Une ex-candidate du NPD obtient gain de cause en appel

Emilie Taman (deuxième à partir de la droite) avait perdu sa cause en Cour fédérale, mais l’a gagnée en Cour d’appel fédérale vendredi.
Photo: Twitter Emilie Taman (deuxième à partir de la droite) avait perdu sa cause en Cour fédérale, mais l’a gagnée en Cour d’appel fédérale vendredi.

Emilie Taman aura gagné la bataille, mais pas la guerre. L’ancienne fonctionnaire fédérale qui s’était fait refuser le droit de se porter candidate à l’élection de 2015 a remporté une victoire en Cour d’appel fédérale vendredi dernier. Mais elle ne récupérera pas son poste pour autant.

Mme Taman avait demandé comme il se doit la permission de se présenter pour le NPD dans sa circonscription d’Ottawa-Vanier. Son supérieur immédiat avait accepté, mais le directeur des poursuites pénales pour qui elle travaillait, Brian Saunders, avait refusé. La Commission de la fonction publique s’était rangée à l’argument de ce dernier.

Photo: Twitter Emilie Taman
 

Mme Taman avait perdu sa cause en Cour fédérale, mais l’a gagnée en Cour d’appel fédérale vendredi. Le panel de trois juges dirigé par Denis Pelletier conclut que « la Commission n’a pas justifié sa décision ». Elle n’a pas établi clairement en quoi le fait que les opinions politiques de Mme Taman devenaient publiques l’aurait empêché par la suite, si elle avait perdu ses élections, à s’acquitter de manière impartiale de ses fonctions de procureure. « Si les opinions politiques de Mme Taman n’ont pas teinté son travail avant l’élection, pourquoi le feraient-elles après l’élection ? », écrit encore le juge.

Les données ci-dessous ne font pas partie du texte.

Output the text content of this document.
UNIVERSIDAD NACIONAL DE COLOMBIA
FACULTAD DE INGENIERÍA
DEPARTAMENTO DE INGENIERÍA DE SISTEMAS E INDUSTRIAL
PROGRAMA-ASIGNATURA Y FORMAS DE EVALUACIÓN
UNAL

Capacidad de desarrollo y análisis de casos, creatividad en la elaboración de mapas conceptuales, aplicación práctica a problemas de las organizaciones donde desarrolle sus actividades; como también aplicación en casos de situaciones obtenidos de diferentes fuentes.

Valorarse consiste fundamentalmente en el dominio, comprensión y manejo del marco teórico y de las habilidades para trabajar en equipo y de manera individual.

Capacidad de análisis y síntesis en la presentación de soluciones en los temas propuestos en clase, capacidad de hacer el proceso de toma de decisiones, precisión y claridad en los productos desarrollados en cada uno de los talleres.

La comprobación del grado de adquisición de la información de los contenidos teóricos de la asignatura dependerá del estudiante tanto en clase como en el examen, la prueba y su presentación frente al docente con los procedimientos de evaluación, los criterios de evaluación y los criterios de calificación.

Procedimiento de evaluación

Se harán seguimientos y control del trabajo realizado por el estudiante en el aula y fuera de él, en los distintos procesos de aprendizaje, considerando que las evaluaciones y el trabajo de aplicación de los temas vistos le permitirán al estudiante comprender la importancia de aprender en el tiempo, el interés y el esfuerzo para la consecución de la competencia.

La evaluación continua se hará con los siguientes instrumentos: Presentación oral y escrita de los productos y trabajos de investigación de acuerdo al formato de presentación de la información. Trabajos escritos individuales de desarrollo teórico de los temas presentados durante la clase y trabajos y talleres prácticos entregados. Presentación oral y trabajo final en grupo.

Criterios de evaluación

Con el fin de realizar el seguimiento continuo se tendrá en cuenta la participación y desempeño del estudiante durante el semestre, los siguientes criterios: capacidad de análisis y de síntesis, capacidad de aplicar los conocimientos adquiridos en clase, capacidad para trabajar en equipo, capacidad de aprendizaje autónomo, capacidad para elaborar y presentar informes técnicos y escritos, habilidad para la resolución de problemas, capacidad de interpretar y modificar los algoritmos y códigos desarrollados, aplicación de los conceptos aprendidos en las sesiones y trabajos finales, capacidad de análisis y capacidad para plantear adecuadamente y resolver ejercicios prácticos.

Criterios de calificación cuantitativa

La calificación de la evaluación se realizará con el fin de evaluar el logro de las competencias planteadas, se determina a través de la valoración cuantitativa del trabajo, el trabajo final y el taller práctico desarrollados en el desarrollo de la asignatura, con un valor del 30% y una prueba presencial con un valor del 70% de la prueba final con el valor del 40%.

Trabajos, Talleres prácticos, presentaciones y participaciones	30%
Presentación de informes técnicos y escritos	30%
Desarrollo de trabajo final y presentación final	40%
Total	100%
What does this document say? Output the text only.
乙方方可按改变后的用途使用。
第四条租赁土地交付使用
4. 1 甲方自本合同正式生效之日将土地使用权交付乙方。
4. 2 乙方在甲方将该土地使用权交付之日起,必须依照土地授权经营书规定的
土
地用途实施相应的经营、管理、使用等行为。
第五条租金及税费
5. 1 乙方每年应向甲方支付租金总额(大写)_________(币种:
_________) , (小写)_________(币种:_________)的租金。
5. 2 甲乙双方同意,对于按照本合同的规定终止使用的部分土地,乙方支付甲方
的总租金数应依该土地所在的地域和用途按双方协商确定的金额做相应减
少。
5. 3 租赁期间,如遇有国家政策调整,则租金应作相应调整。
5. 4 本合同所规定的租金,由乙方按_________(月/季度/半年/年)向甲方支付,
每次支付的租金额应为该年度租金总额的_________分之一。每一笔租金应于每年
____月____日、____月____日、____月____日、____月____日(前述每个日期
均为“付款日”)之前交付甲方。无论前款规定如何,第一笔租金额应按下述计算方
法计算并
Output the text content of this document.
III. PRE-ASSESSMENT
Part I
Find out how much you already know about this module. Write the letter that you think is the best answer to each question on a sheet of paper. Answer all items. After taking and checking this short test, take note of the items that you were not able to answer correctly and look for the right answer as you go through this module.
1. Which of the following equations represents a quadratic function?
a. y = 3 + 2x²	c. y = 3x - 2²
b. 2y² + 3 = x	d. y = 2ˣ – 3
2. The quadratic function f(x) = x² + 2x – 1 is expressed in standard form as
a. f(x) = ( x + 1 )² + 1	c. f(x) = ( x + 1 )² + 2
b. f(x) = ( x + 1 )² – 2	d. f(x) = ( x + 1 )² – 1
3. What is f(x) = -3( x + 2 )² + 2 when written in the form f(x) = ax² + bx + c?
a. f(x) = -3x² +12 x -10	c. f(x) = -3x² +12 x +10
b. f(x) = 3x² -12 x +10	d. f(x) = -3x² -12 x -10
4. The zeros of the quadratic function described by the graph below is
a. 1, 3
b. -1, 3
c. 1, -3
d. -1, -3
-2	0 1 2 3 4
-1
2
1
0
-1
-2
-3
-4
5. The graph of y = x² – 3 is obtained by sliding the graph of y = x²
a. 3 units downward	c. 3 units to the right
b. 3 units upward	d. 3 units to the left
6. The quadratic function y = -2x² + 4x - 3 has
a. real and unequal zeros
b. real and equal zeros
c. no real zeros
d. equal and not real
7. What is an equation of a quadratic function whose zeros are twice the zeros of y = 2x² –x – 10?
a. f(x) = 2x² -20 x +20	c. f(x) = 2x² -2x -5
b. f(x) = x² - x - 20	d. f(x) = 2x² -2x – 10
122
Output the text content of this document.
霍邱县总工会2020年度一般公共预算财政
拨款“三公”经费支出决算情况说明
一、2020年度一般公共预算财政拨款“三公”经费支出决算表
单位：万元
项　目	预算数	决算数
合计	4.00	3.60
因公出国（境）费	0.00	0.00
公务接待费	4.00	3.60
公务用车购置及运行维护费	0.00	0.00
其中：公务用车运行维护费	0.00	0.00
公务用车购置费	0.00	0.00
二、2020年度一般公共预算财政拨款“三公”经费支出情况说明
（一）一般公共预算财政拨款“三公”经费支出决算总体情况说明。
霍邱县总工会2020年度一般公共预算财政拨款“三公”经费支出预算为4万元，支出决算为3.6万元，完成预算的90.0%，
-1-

En entrevue avec Le Devoir, Mme Taman se réjouit de la décision. « Je suis tellement contente parce que pour moi, c’était une question de principe », dit-il. De fait, elle avait annoncé en 2015 qu’elle se porterait candidate quand même et qu’elle ne se présenterait tout simplement pas au travail pendant la campagne électorale. Elle a été congédiée pour « abandon de poste ». Mme Taman a perdu l’élection (arrivant en seconde place, très loin derrière le libéral Mauril Bélanger avec 19,2 % des voix) et est désormais chargée de cours en droit à l’Université d’Ottawa. Elle ne visait pas à récupérer son poste au gouvernement par cette démarche. D’ailleurs, elle se porte candidate à l’élection partielle déclenchée par le décès de M. Bélanger.

Si les opinions politiques de Mme Taman n’ont pas teinté son travail avant l’élection, pourquoi le feraient-elles après l’élection ?


Selon Mme Taman, cette décision fera en sorte que « la Commission devra fournir de bonnes raisons avant de dire non à de futurs candidats ». Elle rappelle qu’on l’avait « découragée dans [s]on ministère » de demander la permission de se porter candidate. Elle refuse cependant de conclure que l’activité partisane est mal vue au sein de la fonction publique fédérale.
 

Un jugement de la Cour suprême rendu en 1991 a reconnu aux fonctionnaires fédéraux le droit de participer, à divers niveaux, aux campagnes électorales fédérales. En 2011, toutefois, l’Alliance de la fonction publique du Canada et l’Institut professionnel de la fonction publique du Canada avaient dénoncé un questionnaire en ligne de la Commission de la fonction publique à l’intention des fonctionnaires songeant à se lancer en politique. Ce questionnaire devait leur donner une indication s’ils se qualifiaient ou non. Or, les deux syndicats estimaient que les critères étaient trop sévères et écartaient trop de gens.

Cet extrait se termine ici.